Australian Red Cross Lifeblood says Monday’s changes have come about as the risk of mad cow disease, also known as vCJD, has diminished.
The organisation continues to make desperate calls for blood donors, with the lifting of the ban partly prompted by the argument Lifeblood could have 18,000 more donors a year.
Donor services executive director Cath Stone was pleased reviews and risk modelling found the ban was no longer required.
Those who had previously been turned back from donating blood would be contacted by Lifeblood.
“We’re thrilled to welcome these newly eligible donors to our centres around the nation,” Ms Stone said.
Etienne was born at 26 weeks, the cut-off for a survivable pre-term pregnancy, and was the size of a 23-week-old.
He had a range of health problems, including brain and eye haemorrhages, a collapsed lung and sepsis.
At one point a priest was called to baptise the young boy because doctors didn’t believe he would survive.
Photos show Etienne dwarfed by his parents’ hands as they reach into the small incubator.
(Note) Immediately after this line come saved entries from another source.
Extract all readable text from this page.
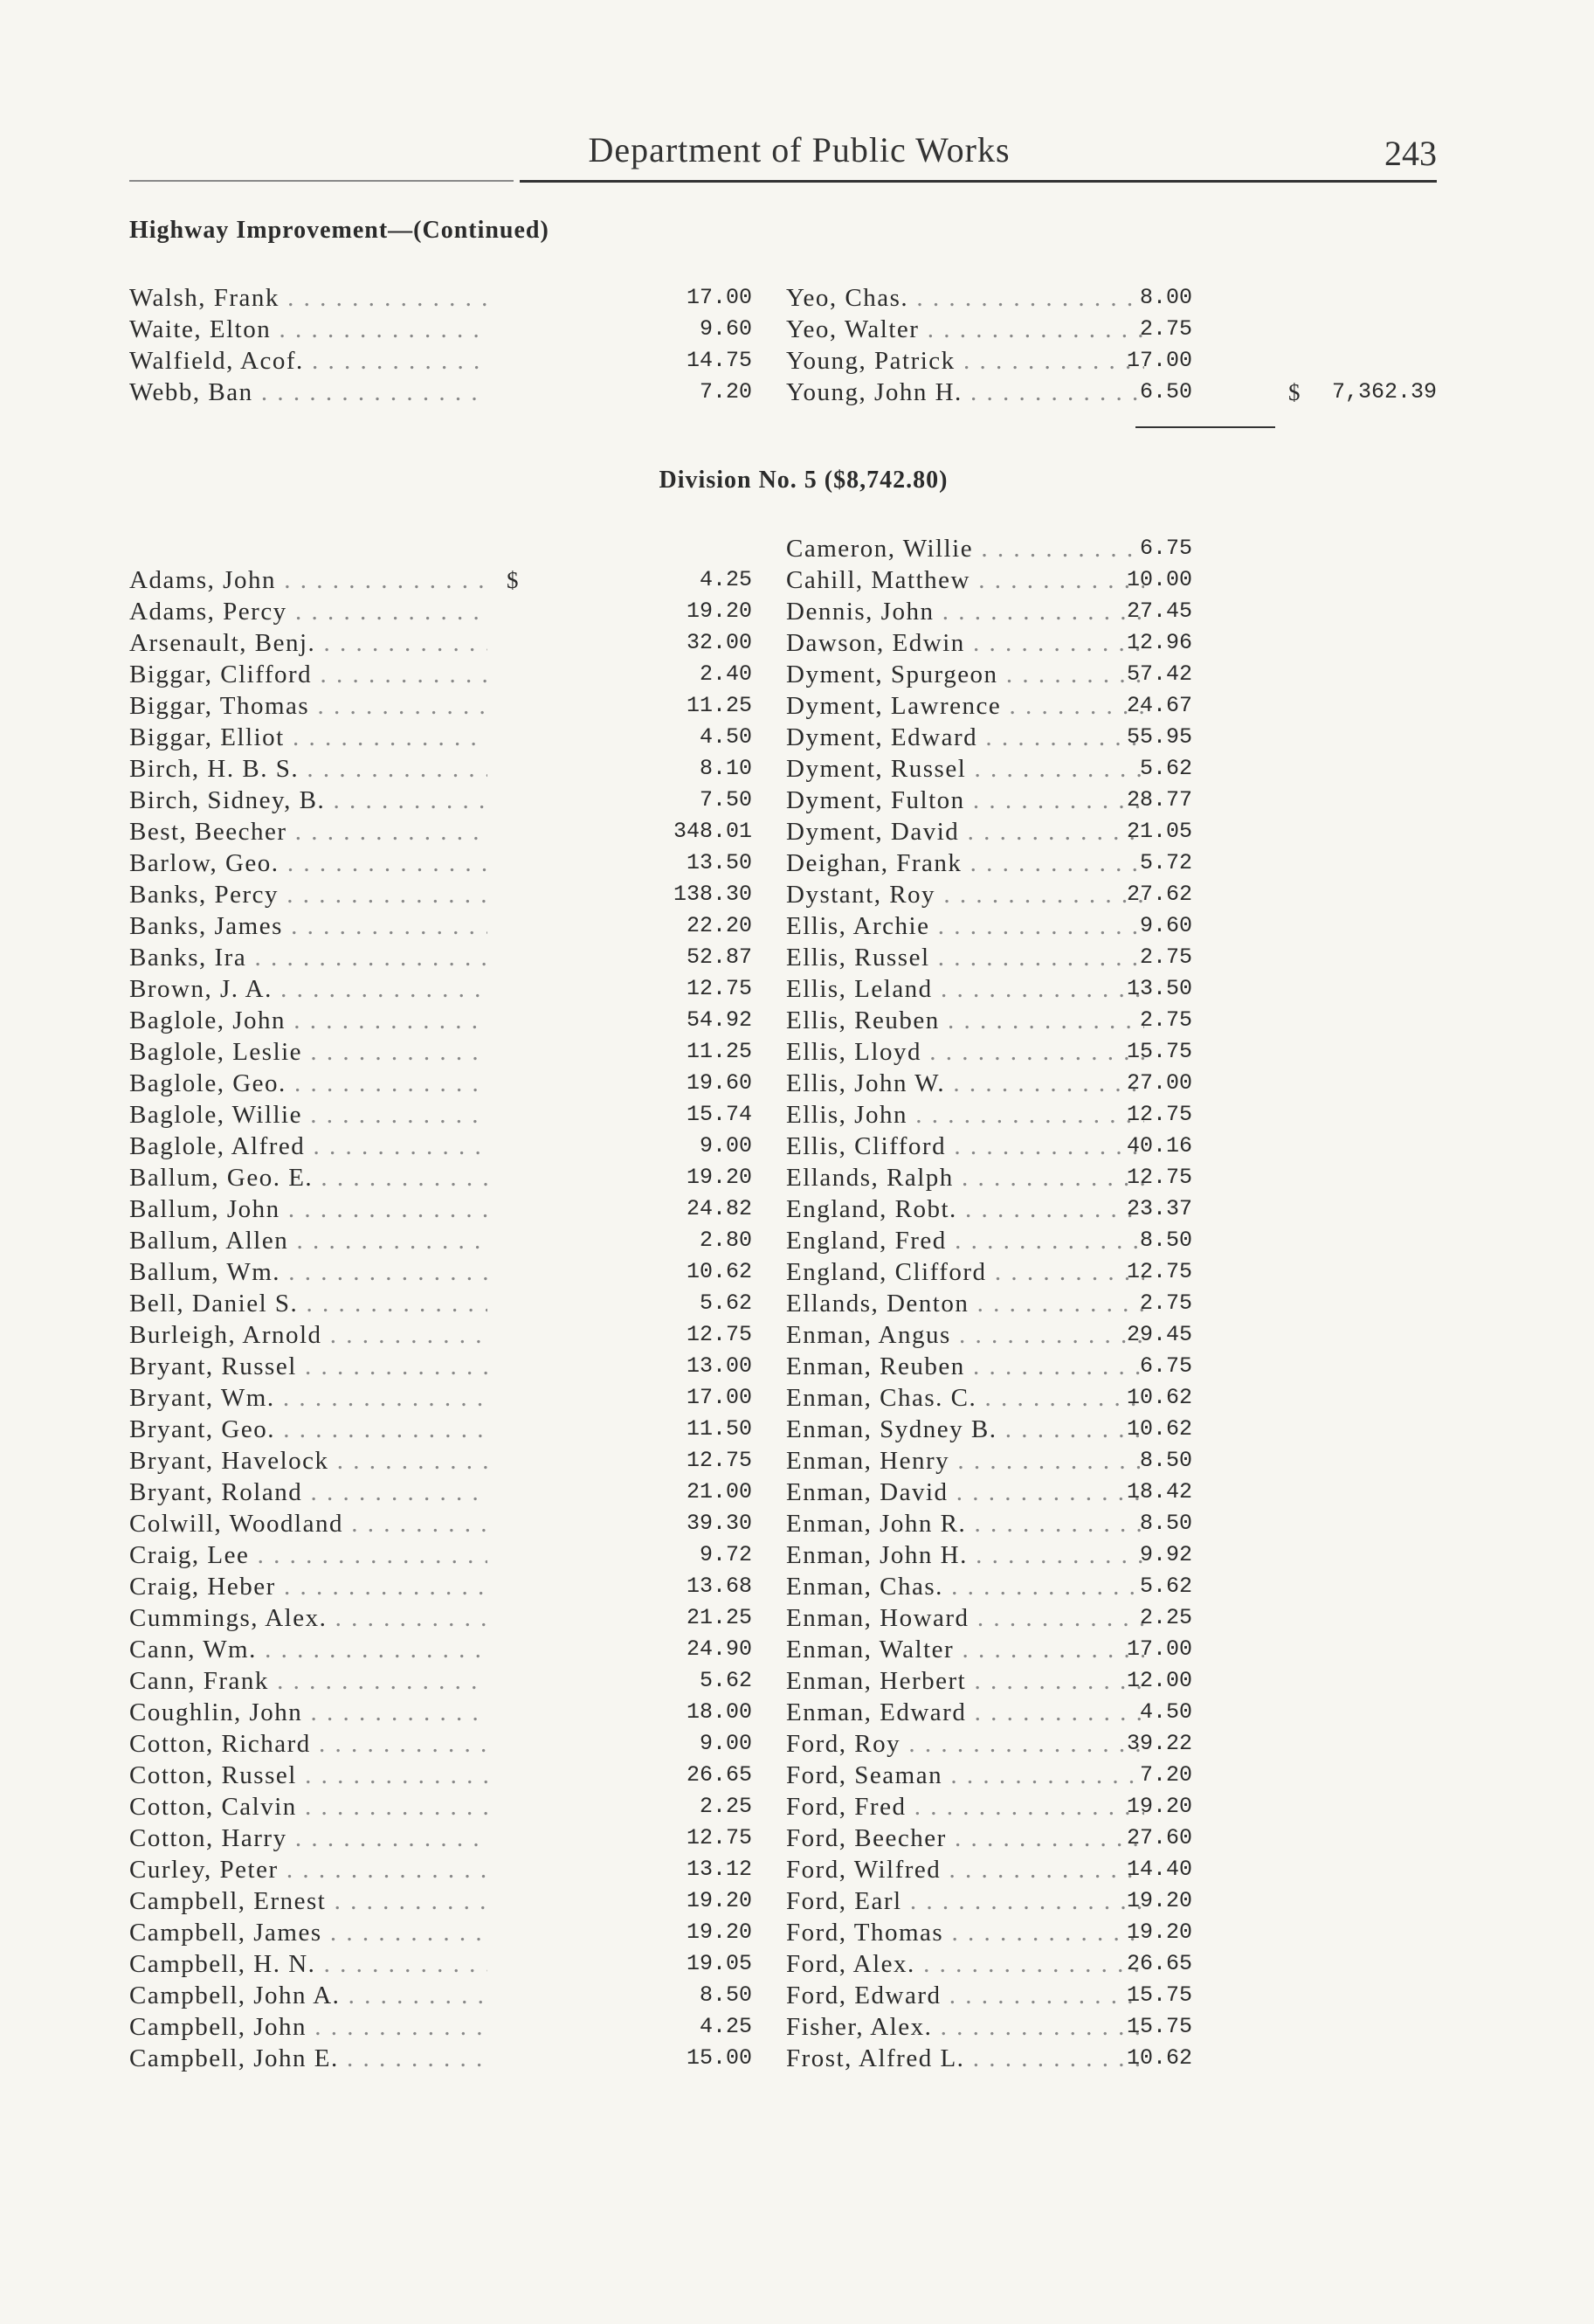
Department of Public Works	243
Highway Improvement—(Continued)
Walsh, Frank . . .	17.00
Waite, Elton . . .	9.60
Walfield, Acof. . . .	14.75
Webb, Ban . . .	7.20
Yeo, Chas. . . .	8.00
Yeo, Walter . . .	2.75
Young, Patrick . . .	17.00
Young, John H. . . .	6.50	$	7,362.39
Division No. 5 ($8,742.80)
Adams, John . . .	$	4.25
Adams, Percy . . .	19.20
Arsenault, Benj. . . .	32.00
Biggar, Clifford . . .	2.40
Biggar, Thomas . . .	11.25
Biggar, Elliot . . .	4.50
Birch, H. B. S. . . .	8.10
Birch, Sidney, B. . . .	7.50
Best, Beecher . . .	348.01
Barlow, Geo. . . .	13.50
Banks, Percy . . .	138.30
Banks, James . . .	22.20
Banks, Ira . . .	52.87
Brown, J. A. . . .	12.75
Baglole, John . . .	54.92
Baglole, Leslie . . .	11.25
Baglole, Geo. . . .	19.60
Baglole, Willie . . .	15.74
Baglole, Alfred . . .	9.00
Ballum, Geo. E. . . .	19.20
Ballum, John . . .	24.82
Ballum, Allen . . .	2.80
Ballum, Wm. . . .	10.62
Bell, Daniel S. . . .	5.62
Burleigh, Arnold . . .	12.75
Bryant, Russel . . .	13.00
Bryant, Wm. . . .	17.00
Bryant, Geo. . . .	11.50
Bryant, Havelock . . .	12.75
Bryant, Roland . . .	21.00
Colwill, Woodland . . .	39.30
Craig, Lee . . .	9.72
Craig, Heber . . .	13.68
Cummings, Alex. . . .	21.25
Cann, Wm. . . .	24.90
Cann, Frank . . .	5.62
Coughlin, John . . .	18.00
Cotton, Richard . . .	9.00
Cotton, Russel . . .	26.65
Cotton, Calvin . . .	2.25
Cotton, Harry . . .	12.75
Curley, Peter . . .	13.12
Campbell, Ernest . . .	19.20
Campbell, James . . .	19.20
Campbell, H. N. . . .	19.05
Campbell, John A. . . .	8.50
Campbell, John . . .	4.25
Campbell, John E. . . .	15.00
Cameron, Willie . . .	6.75
Cahill, Matthew . . .	10.00
Dennis, John . . .	27.45
Dawson, Edwin . . .	12.96
Dyment, Spurgeon . . .	57.42
Dyment, Lawrence . . .	24.67
Dyment, Edward . . .	55.95
Dyment, Russel . . .	5.62
Dyment, Fulton . . .	28.77
Dyment, David . . .	21.05
Deighan, Frank . . .	5.72
Dystant, Roy . . .	27.62
Ellis, Archie . . .	9.60
Ellis, Russel . . .	2.75
Ellis, Leland . . .	13.50
Ellis, Reuben . . .	2.75
Ellis, Lloyd . . .	15.75
Ellis, John W. . . .	27.00
Ellis, John . . .	12.75
Ellis, Clifford . . .	40.16
Ellands, Ralph . . .	12.75
England, Robt. . . .	23.37
England, Fred . . .	8.50
England, Clifford . . .	12.75
Ellands, Denton . . .	2.75
Enman, Angus . . .	29.45
Enman, Reuben . . .	6.75
Enman, Chas. C. . . .	10.62
Enman, Sydney B. . . .	10.62
Enman, Henry . . .	8.50
Enman, David . . .	18.42
Enman, John R. . . .	8.50
Enman, John H. . . .	9.92
Enman, Chas. . . .	5.62
Enman, Howard . . .	2.25
Enman, Walter . . .	17.00
Enman, Herbert . . .	12.00
Enman, Edward . . .	4.50
Ford, Roy . . .	39.22
Ford, Seaman . . .	7.20
Ford, Fred . . .	19.20
Ford, Beecher . . .	27.60
Ford, Wilfred . . .	14.40
Ford, Earl . . .	19.20
Ford, Thomas . . .	19.20
Ford, Alex. . . .	26.65
Ford, Edward . . .	15.75
Fisher, Alex. . . .	15.75
Frost, Alfred L. . . .	10.62
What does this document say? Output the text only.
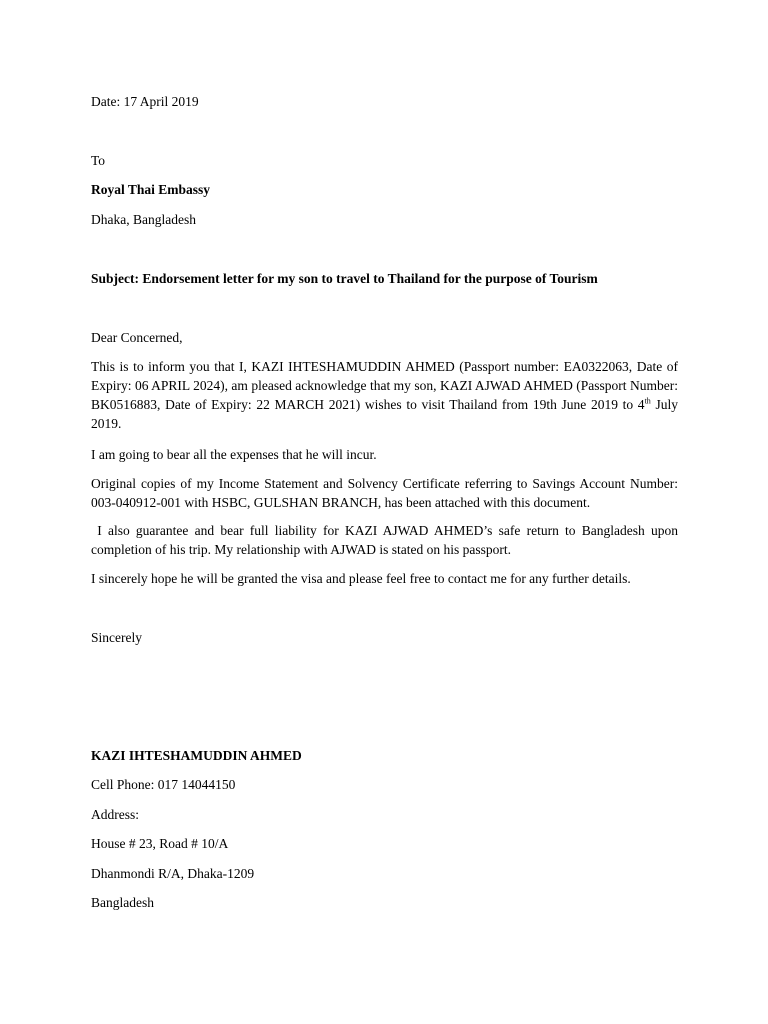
Date: 17 April 2019

To

Royal Thai Embassy

Dhaka, Bangladesh

Subject: Endorsement letter for my son to travel to Thailand for the purpose of Tourism

Dear Concerned,

This is to inform you that I, KAZI IHTESHAMUDDIN AHMED (Passport number: EA0322063, Date of Expiry: 06 APRIL 2024), am pleased acknowledge that my son, KAZI AJWAD AHMED (Passport Number: BK0516883, Date of Expiry: 22 MARCH 2021) wishes to visit Thailand from 19th June 2019 to 4th July 2019.

I am going to bear all the expenses that he will incur.

Original copies of my Income Statement and Solvency Certificate referring to Savings Account Number: 003-040912-001 with HSBC, GULSHAN BRANCH, has been attached with this document.

I also guarantee and bear full liability for KAZI AJWAD AHMED’s safe return to Bangladesh upon completion of his trip. My relationship with AJWAD is stated on his passport.

I sincerely hope he will be granted the visa and please feel free to contact me for any further details.

Sincerely

KAZI IHTESHAMUDDIN AHMED

Cell Phone: 017 14044150

Address:

House # 23, Road # 10/A

Dhanmondi R/A, Dhaka-1209

Bangladesh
Ms Gould, not allowed to stay overnight at the hospital, would often hide in empty rooms until visiting hours ended before sneaking into the ward to see her son.
He is now a healthy eight-year-old who Ms Gould says is stronger for having been through the ordeal. His blood type? B positive.
“He is hilarious. Very funny, just exuberant, loves life. He’s personality plus,” Ms Gould says.